Débarrassé des prêtres et des Lévites, le roi se trouva en face des prophètes. La lutte fut vive. Quelques-uns, se tranquillisèrent en se disant que Jéhovah était pourtant encore la divinité nationale, que dans le culte nouveau l’on avait conservé bien des formes légitimes ; peut être aussi la peur se mit-elle de la partie.

[Il est probable que le culte du veau d’or finit par avoir aussi des prophètes. Mais ce qu’on a peine à concevoir, c’est que Eichhorn ose dire que les prophètes ne se sont pas élevés contre le culte de Béthel et de Dan : voyez aussi Vatke dans sa Religion de l’A. T., page 421.]
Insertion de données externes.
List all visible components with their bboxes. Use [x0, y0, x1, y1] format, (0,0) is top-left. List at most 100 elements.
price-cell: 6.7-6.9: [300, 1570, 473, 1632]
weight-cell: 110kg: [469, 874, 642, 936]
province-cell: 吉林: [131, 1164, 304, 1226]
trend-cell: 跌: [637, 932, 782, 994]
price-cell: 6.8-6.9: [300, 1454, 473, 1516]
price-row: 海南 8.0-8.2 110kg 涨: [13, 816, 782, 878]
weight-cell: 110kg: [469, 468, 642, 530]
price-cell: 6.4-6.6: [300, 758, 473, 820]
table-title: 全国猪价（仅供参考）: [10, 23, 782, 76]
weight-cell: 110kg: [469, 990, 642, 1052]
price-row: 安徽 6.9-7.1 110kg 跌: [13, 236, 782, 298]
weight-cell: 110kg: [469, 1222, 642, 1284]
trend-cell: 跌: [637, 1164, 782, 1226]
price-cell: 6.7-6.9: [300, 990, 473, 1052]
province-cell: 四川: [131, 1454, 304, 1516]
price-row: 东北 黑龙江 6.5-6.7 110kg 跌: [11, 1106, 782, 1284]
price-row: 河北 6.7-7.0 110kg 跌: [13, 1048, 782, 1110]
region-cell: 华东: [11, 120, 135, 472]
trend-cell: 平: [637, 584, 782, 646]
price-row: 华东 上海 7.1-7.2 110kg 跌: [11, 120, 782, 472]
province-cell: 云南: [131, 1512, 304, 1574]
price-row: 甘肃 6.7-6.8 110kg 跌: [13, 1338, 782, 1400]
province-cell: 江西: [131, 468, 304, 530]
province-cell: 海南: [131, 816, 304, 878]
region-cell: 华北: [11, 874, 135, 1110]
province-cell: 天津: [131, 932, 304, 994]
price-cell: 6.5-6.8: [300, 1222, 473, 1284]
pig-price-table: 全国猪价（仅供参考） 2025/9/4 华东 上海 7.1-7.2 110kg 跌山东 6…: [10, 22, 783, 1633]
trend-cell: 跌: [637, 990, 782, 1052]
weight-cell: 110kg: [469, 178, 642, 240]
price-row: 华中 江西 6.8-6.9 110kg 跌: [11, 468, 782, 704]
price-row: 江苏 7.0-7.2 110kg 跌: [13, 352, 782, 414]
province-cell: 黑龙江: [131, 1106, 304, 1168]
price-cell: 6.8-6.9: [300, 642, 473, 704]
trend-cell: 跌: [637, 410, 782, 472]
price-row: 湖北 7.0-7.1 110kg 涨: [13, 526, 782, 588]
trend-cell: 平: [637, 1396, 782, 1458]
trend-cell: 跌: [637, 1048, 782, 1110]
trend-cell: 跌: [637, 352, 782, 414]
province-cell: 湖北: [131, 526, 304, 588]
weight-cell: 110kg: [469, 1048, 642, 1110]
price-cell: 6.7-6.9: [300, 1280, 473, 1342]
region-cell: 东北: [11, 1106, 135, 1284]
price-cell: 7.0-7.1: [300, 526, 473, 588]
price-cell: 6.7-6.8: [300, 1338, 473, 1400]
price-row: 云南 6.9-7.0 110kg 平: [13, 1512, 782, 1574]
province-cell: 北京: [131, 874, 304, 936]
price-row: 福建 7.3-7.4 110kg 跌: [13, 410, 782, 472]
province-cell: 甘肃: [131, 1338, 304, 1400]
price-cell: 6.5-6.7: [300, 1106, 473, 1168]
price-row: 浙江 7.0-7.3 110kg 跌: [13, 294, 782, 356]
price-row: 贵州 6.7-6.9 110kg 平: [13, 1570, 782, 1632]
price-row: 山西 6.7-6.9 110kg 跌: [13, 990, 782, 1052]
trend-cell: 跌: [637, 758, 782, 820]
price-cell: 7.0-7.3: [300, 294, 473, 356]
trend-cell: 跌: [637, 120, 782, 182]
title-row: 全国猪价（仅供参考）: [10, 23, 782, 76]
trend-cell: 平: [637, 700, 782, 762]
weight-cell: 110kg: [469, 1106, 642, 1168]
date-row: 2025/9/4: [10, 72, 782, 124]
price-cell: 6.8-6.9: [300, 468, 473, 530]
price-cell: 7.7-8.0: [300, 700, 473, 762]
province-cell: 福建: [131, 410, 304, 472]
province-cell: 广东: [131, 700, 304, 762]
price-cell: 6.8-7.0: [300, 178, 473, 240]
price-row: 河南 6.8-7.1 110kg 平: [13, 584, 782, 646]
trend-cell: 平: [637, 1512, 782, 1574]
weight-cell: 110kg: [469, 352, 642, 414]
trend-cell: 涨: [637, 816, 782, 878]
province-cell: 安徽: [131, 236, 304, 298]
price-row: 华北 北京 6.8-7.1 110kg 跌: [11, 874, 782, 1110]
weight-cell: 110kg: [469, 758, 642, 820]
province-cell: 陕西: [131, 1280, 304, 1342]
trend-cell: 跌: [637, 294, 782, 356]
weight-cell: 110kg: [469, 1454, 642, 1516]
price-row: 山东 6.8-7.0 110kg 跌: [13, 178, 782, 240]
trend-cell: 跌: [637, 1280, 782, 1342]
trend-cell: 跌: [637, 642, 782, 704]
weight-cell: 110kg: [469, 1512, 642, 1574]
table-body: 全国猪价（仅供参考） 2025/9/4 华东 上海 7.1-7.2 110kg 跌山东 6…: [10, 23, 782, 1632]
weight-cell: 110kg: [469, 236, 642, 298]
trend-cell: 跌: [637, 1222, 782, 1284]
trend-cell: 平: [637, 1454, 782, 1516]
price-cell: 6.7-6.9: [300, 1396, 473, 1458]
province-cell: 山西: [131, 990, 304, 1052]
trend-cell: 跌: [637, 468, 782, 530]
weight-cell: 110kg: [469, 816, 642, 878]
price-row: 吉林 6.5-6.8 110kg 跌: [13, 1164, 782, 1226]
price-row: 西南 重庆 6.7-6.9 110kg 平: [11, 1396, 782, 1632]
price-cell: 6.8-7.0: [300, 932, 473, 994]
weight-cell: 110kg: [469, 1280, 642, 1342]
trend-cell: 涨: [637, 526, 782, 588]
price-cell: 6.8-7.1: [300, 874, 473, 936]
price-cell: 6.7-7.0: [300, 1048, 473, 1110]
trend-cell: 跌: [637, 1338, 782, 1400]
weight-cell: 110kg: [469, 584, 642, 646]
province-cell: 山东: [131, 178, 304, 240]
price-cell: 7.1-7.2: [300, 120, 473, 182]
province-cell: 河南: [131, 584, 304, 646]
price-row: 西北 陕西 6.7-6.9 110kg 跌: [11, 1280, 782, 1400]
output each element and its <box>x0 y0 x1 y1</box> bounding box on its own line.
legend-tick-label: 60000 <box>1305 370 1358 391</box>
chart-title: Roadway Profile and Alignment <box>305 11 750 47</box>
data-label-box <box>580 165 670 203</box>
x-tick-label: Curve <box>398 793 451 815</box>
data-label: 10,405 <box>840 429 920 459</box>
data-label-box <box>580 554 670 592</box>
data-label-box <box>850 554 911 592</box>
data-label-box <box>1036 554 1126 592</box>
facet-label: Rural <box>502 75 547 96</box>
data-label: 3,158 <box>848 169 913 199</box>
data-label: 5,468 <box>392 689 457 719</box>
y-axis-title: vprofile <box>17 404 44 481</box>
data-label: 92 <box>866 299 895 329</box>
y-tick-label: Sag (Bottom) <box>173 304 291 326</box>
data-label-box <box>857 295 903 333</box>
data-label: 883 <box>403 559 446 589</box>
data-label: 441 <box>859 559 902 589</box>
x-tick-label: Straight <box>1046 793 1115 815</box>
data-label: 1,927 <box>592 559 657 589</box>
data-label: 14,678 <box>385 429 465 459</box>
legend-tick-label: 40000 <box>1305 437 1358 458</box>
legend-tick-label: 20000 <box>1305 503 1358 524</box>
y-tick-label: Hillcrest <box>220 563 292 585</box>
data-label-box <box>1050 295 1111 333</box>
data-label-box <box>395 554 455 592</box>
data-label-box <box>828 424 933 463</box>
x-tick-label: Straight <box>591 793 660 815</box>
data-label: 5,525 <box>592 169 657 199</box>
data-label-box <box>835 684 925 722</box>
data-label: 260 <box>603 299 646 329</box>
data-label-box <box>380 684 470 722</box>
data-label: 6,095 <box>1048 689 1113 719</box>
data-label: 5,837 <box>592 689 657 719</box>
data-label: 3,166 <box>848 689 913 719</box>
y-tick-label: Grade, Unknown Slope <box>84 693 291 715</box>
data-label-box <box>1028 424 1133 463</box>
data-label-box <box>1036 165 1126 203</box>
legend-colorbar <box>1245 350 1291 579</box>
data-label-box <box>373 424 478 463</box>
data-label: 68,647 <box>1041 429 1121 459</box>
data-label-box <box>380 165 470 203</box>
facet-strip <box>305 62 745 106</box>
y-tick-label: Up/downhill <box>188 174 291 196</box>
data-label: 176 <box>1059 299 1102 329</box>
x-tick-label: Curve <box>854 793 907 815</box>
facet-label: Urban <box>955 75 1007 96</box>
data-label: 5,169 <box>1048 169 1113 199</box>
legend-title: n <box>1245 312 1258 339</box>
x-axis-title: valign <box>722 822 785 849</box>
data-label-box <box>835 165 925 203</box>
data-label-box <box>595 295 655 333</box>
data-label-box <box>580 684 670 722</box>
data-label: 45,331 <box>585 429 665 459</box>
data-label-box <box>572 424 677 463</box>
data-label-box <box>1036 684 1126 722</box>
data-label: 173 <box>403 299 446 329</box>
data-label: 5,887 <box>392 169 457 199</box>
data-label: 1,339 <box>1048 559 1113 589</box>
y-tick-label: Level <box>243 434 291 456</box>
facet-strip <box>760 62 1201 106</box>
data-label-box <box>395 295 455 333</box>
Voyez, par exemple, le vieux prophète de Béthel (1 Rois 13.11). Mais le prophète anonyme de 1 Rois 13.1, ne manque pas de courage, et, ce premier avertissement étant demeuré inutile, Ahija est chargé d’annoncer à Jéroboam la ruine de sa maison, et il le fait comme naguère il lui avait annoncé son élévation au trône (1 Rois 14.7). — Nadah, fils de Jéroboam, fut tué avec toute sa famille après un règne de deux ans, par Bahasça, dont le fils Ela fut également renversé par un conspirateur après deux ans de règne. La seconde dynastie eut donc absolument le même sort que la première, car, est-il dit, Bahasça suivit le train de Jéroboam et son péché. Telle est désormais l’expression consacrée pour désigner un mauvais règne. L’extermination de la famille de Bahasça avait été annoncée par le prophète Jéhu, qui la présente non seulement comme la suite de son idolâtrie, mais encore comme le châtiment de sa conduite à l’égard de la famille de Jéroboam (1 Rois 16.7). En effet, c’est en vain que l’on est une verge dans la main de Dieu ; quand on n’agit pas avec foi, quand on ne se livre pas pleinement à Dieu, quand on se laisse aller à sa passion, on est puni à son tour pour le mal qu’on a fait de la part de Dieu. — Zimri, l’assassin de Ela, ayant trouvé la mort la septième année de son règne dans son palais embrasé, le royaume fut sur le point de se partager une fois de plus. Une partie du peuple se déclara pour Tibni, l’autre pour Homri. Ce fut ce dernier qui l’emporta (929 av. J.-C), et sa famille demeura au pouvoir 40 ans.